Her daughter even brought over nail polish and lotion to give me a pedicure.  Of course all the kids joined in and I think I had a year's worth of lotion on my feet, but the kids had the biggest smiles on their faces and I would never deny them the joy of helping.

And now, as I am waiting for our baby girl to join our home, I think I have finally learned my lesson...and all because my husband called me a turtle.

Sunday, October 13, 2013

36 Weeks...

I've been pretty quiet lately, life is full here.  Between homeschooling, soccer games and getting ready for our littlest one I haven't had much time or energy to write...but I wanted to stop in and share with you some of our maternity pictures that we had taken last week.

 I've never done this before with any of my pregnancies, but when my friend Elizabeth showed up on my doorstep with her camera as my husband and I were getting dressed up for a wedding, it seemed like the perfect timing...and she made me. :) 

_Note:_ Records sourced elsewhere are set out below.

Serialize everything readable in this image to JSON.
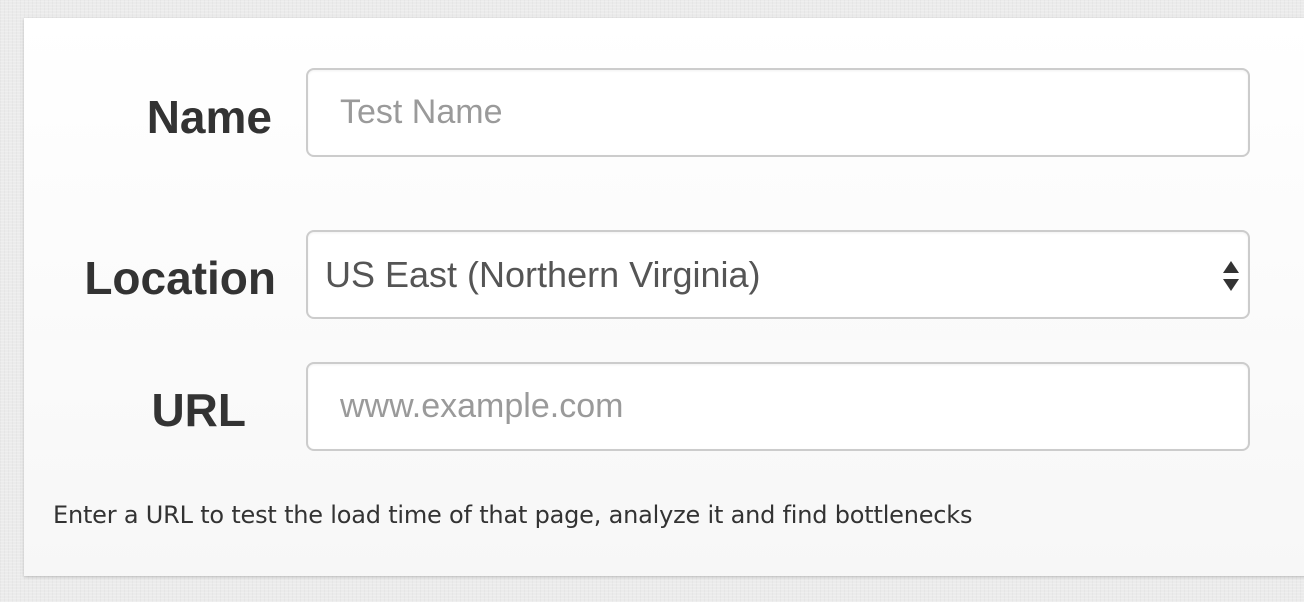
{
  "form": {
    "name": {
      "label": "Name",
      "placeholder": "Test Name",
      "value": ""
    },
    "location": {
      "label": "Location",
      "selected": "US East (Northern Virginia)"
    },
    "url": {
      "label": "URL",
      "placeholder": "www.example.com",
      "value": ""
    },
    "help_text": "Enter a URL to test the load time of that page, analyze it and find bottlenecks"
  },
  "icons": {
    "select_arrows": "up-down-arrows-icon"
  },
  "colors": {
    "label_text": "#333333",
    "input_border": "#cccccc",
    "placeholder": "#9a9a9a",
    "value_text": "#555555"
  }
}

I am so thankful that she did.

 At 36 weeks pregnant I wasn't feeling particularly beautiful or glowing...but maybe what I needed was to see myself through someone else's eyes...and camera. 








Saturday, August 10, 2013

A Decade of Parenting

It was 10 years ago that our first child was born. 

He was born exactly 9 months and one day after our wedding, just weeks after my 21st birthday.  We were young and in love.  We had prayed for this baby, but I don't think we had any idea of the adventure we were now taking. 

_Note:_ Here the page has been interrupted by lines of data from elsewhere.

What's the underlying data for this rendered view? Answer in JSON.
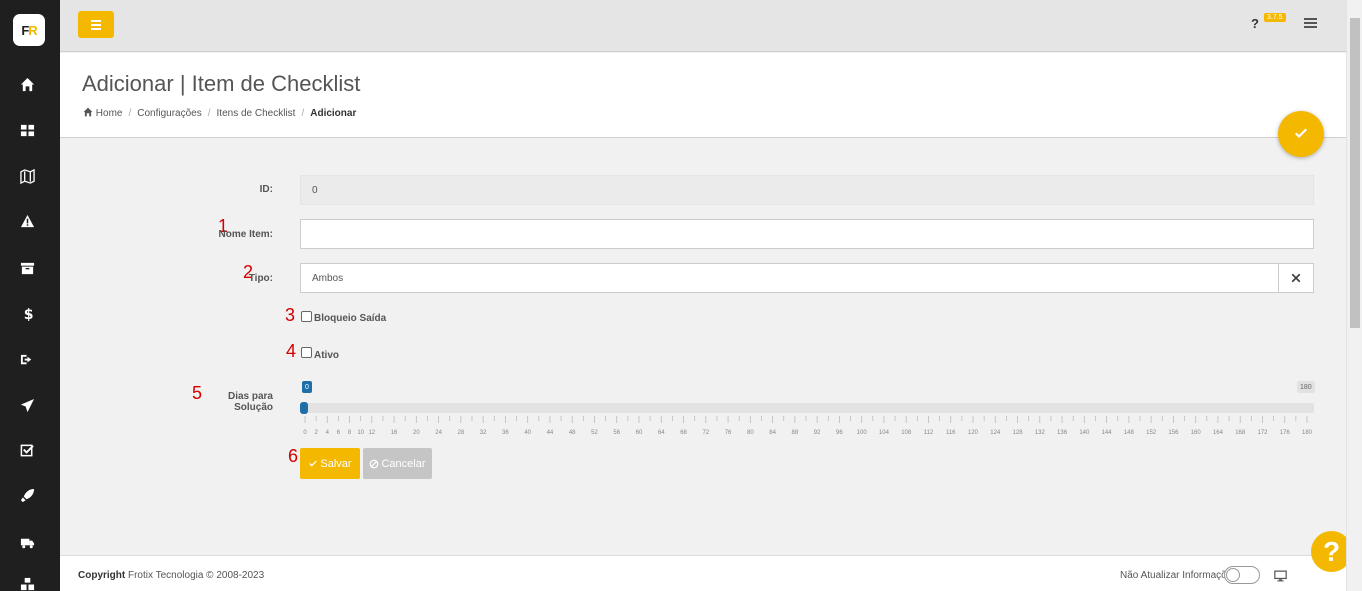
{
  "app": {
    "logo_text_left": "F",
    "logo_text_right": "R",
    "version": "3.7.5",
    "help_mark": "?"
  },
  "sidebar": {
    "items": [
      {
        "icon": "home-icon"
      },
      {
        "icon": "dashboard-icon"
      },
      {
        "icon": "map-icon"
      },
      {
        "icon": "warning-icon"
      },
      {
        "icon": "archive-icon"
      },
      {
        "icon": "dollar-icon"
      },
      {
        "icon": "sign-out-icon"
      },
      {
        "icon": "paper-plane-icon"
      },
      {
        "icon": "checklist-icon"
      },
      {
        "icon": "rocket-icon"
      },
      {
        "icon": "truck-icon"
      },
      {
        "icon": "cubes-icon"
      }
    ]
  },
  "header": {
    "title": "Adicionar | Item de Checklist",
    "breadcrumb": [
      "Home",
      "Configurações",
      "Itens de Checklist",
      "Adicionar"
    ]
  },
  "form": {
    "id": {
      "label": "ID:",
      "value": "0"
    },
    "nome_item": {
      "marker": "1",
      "label": "Nome Item:",
      "value": ""
    },
    "tipo": {
      "marker": "2",
      "label": "Tipo:",
      "value": "Ambos"
    },
    "bloqueio_saida": {
      "marker": "3",
      "label": "Bloqueio Saída",
      "checked": false
    },
    "ativo": {
      "marker": "4",
      "label": "Ativo",
      "checked": false
    },
    "dias_para_solucao": {
      "marker": "5",
      "label": "Dias para Solução",
      "value": "0",
      "min": 0,
      "max": "180",
      "tick_labels": [
        "0",
        "2",
        "4",
        "6",
        "8",
        "10",
        "12",
        "16",
        "20",
        "24",
        "28",
        "32",
        "36",
        "40",
        "44",
        "48",
        "52",
        "56",
        "60",
        "64",
        "68",
        "72",
        "76",
        "80",
        "84",
        "88",
        "92",
        "96",
        "100",
        "104",
        "108",
        "112",
        "116",
        "120",
        "124",
        "128",
        "132",
        "136",
        "140",
        "144",
        "148",
        "152",
        "156",
        "160",
        "164",
        "168",
        "172",
        "176",
        "180"
      ]
    },
    "buttons": {
      "marker": "6",
      "save_label": "Salvar",
      "cancel_label": "Cancelar"
    }
  },
  "footer": {
    "copyright_bold": "Copyright",
    "copyright_text": " Frotix Tecnologia © 2008-2023",
    "no_update_label": "Não Atualizar Informações",
    "no_update_enabled": false
  },
  "colors": {
    "accent": "#f5b800",
    "sidebar": "#1f1f1f",
    "slider": "#1e6fa8",
    "marker": "#d40000"
  }
}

We brought our sweet-smelling, 7lb 6oz bundle home from the hospital, placed him in his brand new crib, looked at each other and said, "Now what?"

The next day we found ourselves in Children's Hospital.  Our baby was covered in tubes and monitors, alarms were screaming, while doctors and nurses rushed into the room to sweep him away.  The room went silent and we sat there alone in the dark trying to process it all.

My prayers came from the deepest part of me.  I begged for his healing but I also felt that I needed to accept whatever God's will may be for his life...for my life.

The sun came up the next morning and we were taken in to see him.  His little body looked even smaller in that hospital bed.  The doctors did not know what was wrong.  They didn't have any answers.  He was moved to the NICU, where we lived for the next week.

His name means "Jehovah saves" and it was during this time that we saw God's healing hand.

His life is a little miracle.  And now, 10 years later he stands nearly as tall as me.  He challenges me daily.  He has been my guinea pig through this decade of parenting.  But I am so proud of the young man he is becoming.

So now as he enters double digits, I am reminded that his life is still a miracle.  I may never know why his story began the way it did, but I know that God has big plans for him. 

As we start this new journey of parenting, my husband and I still look at each other and say, "Now what?", but I know that we are not going to walk it alone.